Таисия вошла в избу. Ефим Матвеевич действительно сидел у окна, закутанный в тулуп, и смотрел на улицу. Увидел дочь — и глаза его, мутные, выцветшие, вдруг прояснились.

— Добилась? — спросил он хрипло.

— Добилась, батя.

Он кивнул, помолчал, а потом добавил, с трудом выталкивая слова:

— Молодец. Фамилия наша — Ефимовы. Это значит — твёрдые. Как дуб. А дуб не гнётся, пока не сломают. Но тебя не сломали.

Через две недели Таисия стояла на перроне станции с фанерным чемоданом в руке. Мать и Платон провожали её. Платон мялся, переступал с ноги на ногу, а потом вдруг сунул ей в руку бумажный пакет.

— Что это?

— Книги. По ветеринарии. Я в городе купил. Ты береги себя. И пиши. А через год я тоже поступаю, в педагогический. Может, встретимся.
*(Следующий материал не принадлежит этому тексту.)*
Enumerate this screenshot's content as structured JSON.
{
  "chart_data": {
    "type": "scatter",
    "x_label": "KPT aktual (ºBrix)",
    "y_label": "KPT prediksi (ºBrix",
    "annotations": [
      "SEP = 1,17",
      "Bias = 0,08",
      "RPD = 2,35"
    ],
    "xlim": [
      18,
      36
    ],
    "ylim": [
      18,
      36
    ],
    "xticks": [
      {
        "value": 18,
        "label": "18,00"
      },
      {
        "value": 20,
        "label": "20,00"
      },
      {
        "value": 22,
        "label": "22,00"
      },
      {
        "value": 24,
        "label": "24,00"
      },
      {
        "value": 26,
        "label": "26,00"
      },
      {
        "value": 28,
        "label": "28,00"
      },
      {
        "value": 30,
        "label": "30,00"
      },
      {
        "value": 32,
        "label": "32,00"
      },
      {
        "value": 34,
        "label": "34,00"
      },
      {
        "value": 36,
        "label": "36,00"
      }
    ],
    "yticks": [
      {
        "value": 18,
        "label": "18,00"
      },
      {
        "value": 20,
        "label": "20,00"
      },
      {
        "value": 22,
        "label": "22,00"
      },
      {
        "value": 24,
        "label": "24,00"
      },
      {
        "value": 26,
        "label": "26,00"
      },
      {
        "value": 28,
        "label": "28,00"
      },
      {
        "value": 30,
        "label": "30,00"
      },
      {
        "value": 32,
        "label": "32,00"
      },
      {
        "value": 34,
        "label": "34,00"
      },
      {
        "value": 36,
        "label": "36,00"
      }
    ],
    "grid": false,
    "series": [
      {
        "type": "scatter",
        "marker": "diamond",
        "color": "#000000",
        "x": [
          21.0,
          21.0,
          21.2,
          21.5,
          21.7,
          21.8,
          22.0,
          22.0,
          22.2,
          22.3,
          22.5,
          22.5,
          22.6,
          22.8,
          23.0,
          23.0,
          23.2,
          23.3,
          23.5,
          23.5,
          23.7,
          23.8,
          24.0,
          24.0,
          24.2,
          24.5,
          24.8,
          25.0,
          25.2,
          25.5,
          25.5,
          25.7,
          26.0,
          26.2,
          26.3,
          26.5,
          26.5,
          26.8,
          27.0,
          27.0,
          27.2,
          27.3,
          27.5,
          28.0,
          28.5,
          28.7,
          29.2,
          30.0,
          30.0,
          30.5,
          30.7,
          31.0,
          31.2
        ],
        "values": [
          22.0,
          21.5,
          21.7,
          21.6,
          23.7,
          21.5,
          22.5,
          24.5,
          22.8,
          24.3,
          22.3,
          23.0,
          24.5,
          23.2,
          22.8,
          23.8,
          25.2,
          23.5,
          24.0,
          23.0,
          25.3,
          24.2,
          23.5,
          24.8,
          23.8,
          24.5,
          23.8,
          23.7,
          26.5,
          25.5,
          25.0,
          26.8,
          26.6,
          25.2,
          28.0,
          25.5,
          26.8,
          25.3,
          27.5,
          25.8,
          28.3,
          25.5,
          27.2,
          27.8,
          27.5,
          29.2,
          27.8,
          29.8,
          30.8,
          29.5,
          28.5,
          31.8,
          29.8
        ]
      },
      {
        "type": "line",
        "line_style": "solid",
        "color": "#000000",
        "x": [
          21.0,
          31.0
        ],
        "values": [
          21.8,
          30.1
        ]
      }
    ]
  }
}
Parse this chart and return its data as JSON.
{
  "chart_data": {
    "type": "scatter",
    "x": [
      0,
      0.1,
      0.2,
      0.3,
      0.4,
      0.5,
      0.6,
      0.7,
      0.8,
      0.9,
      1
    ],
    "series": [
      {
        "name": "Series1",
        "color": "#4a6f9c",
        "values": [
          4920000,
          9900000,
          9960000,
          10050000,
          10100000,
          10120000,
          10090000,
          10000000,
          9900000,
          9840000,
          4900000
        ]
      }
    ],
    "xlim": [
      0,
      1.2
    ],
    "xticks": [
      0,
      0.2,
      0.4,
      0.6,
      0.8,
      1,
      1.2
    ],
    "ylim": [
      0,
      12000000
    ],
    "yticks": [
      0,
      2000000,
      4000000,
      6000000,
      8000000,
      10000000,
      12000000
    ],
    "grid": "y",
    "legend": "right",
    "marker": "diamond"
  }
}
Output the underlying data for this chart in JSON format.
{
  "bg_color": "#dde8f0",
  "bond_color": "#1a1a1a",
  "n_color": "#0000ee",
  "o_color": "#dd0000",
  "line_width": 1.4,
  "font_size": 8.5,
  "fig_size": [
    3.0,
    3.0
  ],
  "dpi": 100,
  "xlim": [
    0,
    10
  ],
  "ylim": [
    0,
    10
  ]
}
Таисия улыбнулась, поднялась на подножку вагона и обернулась. Позади, за пыльным перелеском, остались Боровищи. Впереди шумел, дышал и звал её большой, неведомый город. Поезд дёрнулся, загрохотал колёсами, и она, прижав к груди книги и драгоценную справку, поехала навстречу новой жизни. Той жизни, которую она вырвала зубами у судьбы, у страха и у чужой подлости.